Statt einer Antwort hört er lediglich einen Seufzer der Erleichterung, der im himmlischen Paradies nicht wohliger ausfallen könnte. Paul schafft es, sich umzudrehen. Spritzen Rolli hat den Stempel der Fixe ganz durchgedrückt. Die Spritze baumelt noch in seiner Vene und steckt in seinem eigenen Fleisch. Er verdreht wohlig die Augen und gibt seltsame Geräusche von sich. Allein seinem Drogenbruder zuzuschauen, verschafft Paul beinahe Linderung. Seinen Mund hat Rolf zu einem diabolischen Grinsen verzogen. Wenn so die Hölle aussieht, möchte Paul dort sofort einziehen. Durch die massiven Veränderungen der Gesichtsmuskeln platzen Rollis Verschorfungen auf und er blutet, besonders unter dem rechten Auge. Was ihn nicht im Geringsten juckt. Er hat sich den dringend nötigen Affentöter verpasst, aber Pauls Affe wütet nach wie vor wie ein Orang-Utan auf einer Überdosis vom feinsten Crystal Meth. Das ist nicht zum Lachen, sondern todernst.
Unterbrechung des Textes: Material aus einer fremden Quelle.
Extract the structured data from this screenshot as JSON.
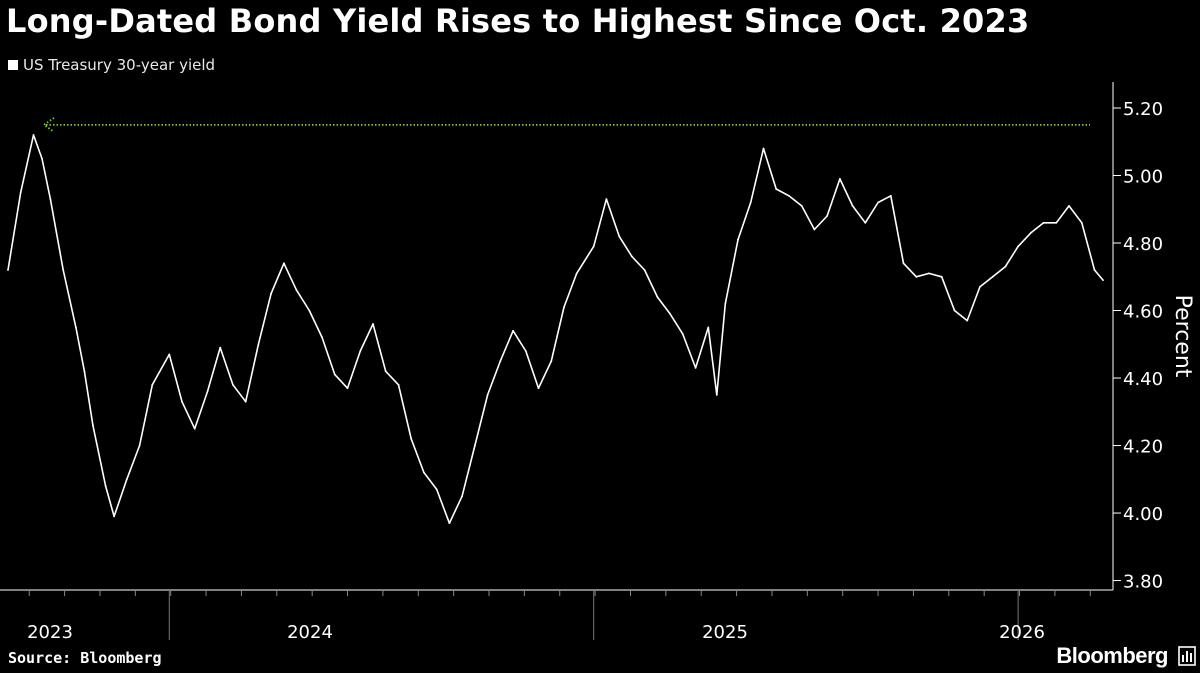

„Zieh schnell die Pumpe raus, das fällt doch jedem Depp auf!“, mahnt er ihn zur Eile und Vorsicht. „Mach hin! Ich brauch jetzt meine Line.“

Paul bemüht sich so gut es geht, nicht in Panik zu verfallen, dennoch muss er seinem Kumpanen Beine machen. Auf offensichtliche Aussetzer warten diese Aufpasser der Gesellschaft doch nur, dann kassieren sie einen sofort ein und legen die Acht an. Ab zur Sammelstelle und wenn es doof läuft, sogar zum Haftrichter – ohne festen Wohnsitz experimentiert man auf diesem Gebiet nicht herum. Nein, danke.

Paul fleht die Erlösung innerlich herbei. Es ist ihm unmöglich, einen Gedanken für mehr als drei Sekunden festzuhalten. Rolf bindet sich ab und entfernt in Super Slow Motion die Spritze. Für ihn ist es gut gelaufen. Er ist fein raus. Gut, er hat auch zwei Euro fünfzig mehr in den Einkauf investiert, also ist es in Ordnung, wenn er zuerst drankommt. Auf der Straße herrschen klare Regeln. Da herrscht keine Anarchie, wie häufig vermutet wird. Das Gesetz der Metropolenstraße ist nämlich rigoroser als die bürgerlichen Gesetze. Außerdem hängt Rolf bereits seit zwei Jahrzehnten an der Fixe, während Paul immer noch lediglich Nase zieht oder Blech raucht.

Brown sugar.

Wild horses.

Braunes.

H.

Das Paradies auf Erden.

Das Beste, das es überhaupt gibt, es sei denn, Gott hat etwas Besseres für sich zurückbehalten.

Es bedeutet die Erlösung. Dinge, die ihm früher fremd waren, wie Sadomasochismus oder Cyber Sex. Der gigantische Affe, den er gerade schiebt, und der höhnisch auf seiner Schulter sitzt und auf seinen Zusammenbruch lauert, lastet wie Tonnen von Blei auf ihm. Der Entzug droht seine Eingeweide und das Innere des Gehirns in ihre Einzelteile zu zerpflücken.

„Wo ist meins?“, fragt Paul. „Die verdammte Line?“

Rolfs Augen sind auf Halbmast. Er kratzt sich eine Eiterbeule an der Hand auf. Der gelbe Eiter läuft dickflüssig hinaus. Er schleckt ihn genüsslich ab und schluckt ihn herunter. Willkommen im Heroin …

… Lalaland.

„Moooment.“

Immerhin ist er ansprechbar. Aber Paul hat keine Zeit zu verlieren. Keine einzige Sekunde. Das Gefühl, auf der Stelle zu sterben, wird immer stärker.

„Wo ist meine Line?“, brüllt er ihn an und inzwischen ist es ihm scheißegal, ob es jemand hört.

Ruckartig fällt Spritzen Rollis Kopf nach unten, um danach wieder nach oben zu schnellen. Paul ist klar, wo er sich gerade befindet und was bei ihm abgeht, auch wenn er nicht drückt und fest entschlossen ist, es nicht zu tun. Niemals, niemals, niemals. Das wäre sein Untergang, das Zeug ist so schon viel zu geil, um jemals die Aussicht zu haben, wieder davon runterzukommen. Die Fixe hingegen bedeutet den sofortigen Tod in immer kürzer werdenden Intervallen. Mit Nase oder Blech hat er immerhin noch eine längere, wenn auch etwas weniger intensive Konsumzeit vor sich. Nadelgeilheit überlässt er den dazu Berufenen.

Trotz intravenösem Konsum muss Rolf an die Kameradschaft denken. Gesetz der Straße. Punkt. Und er hat Paul mehrfach versichert, ihm die Hälfte des Einkaufs als Line zurecht zu harken, während dieser das Umfeld sondiert und aufpasst.

„Leiiiin?“, lallt Spritzen Rolli in einer Lautstärke, die gut ins Berliner Olympiastadion nach einem Tor passen würde.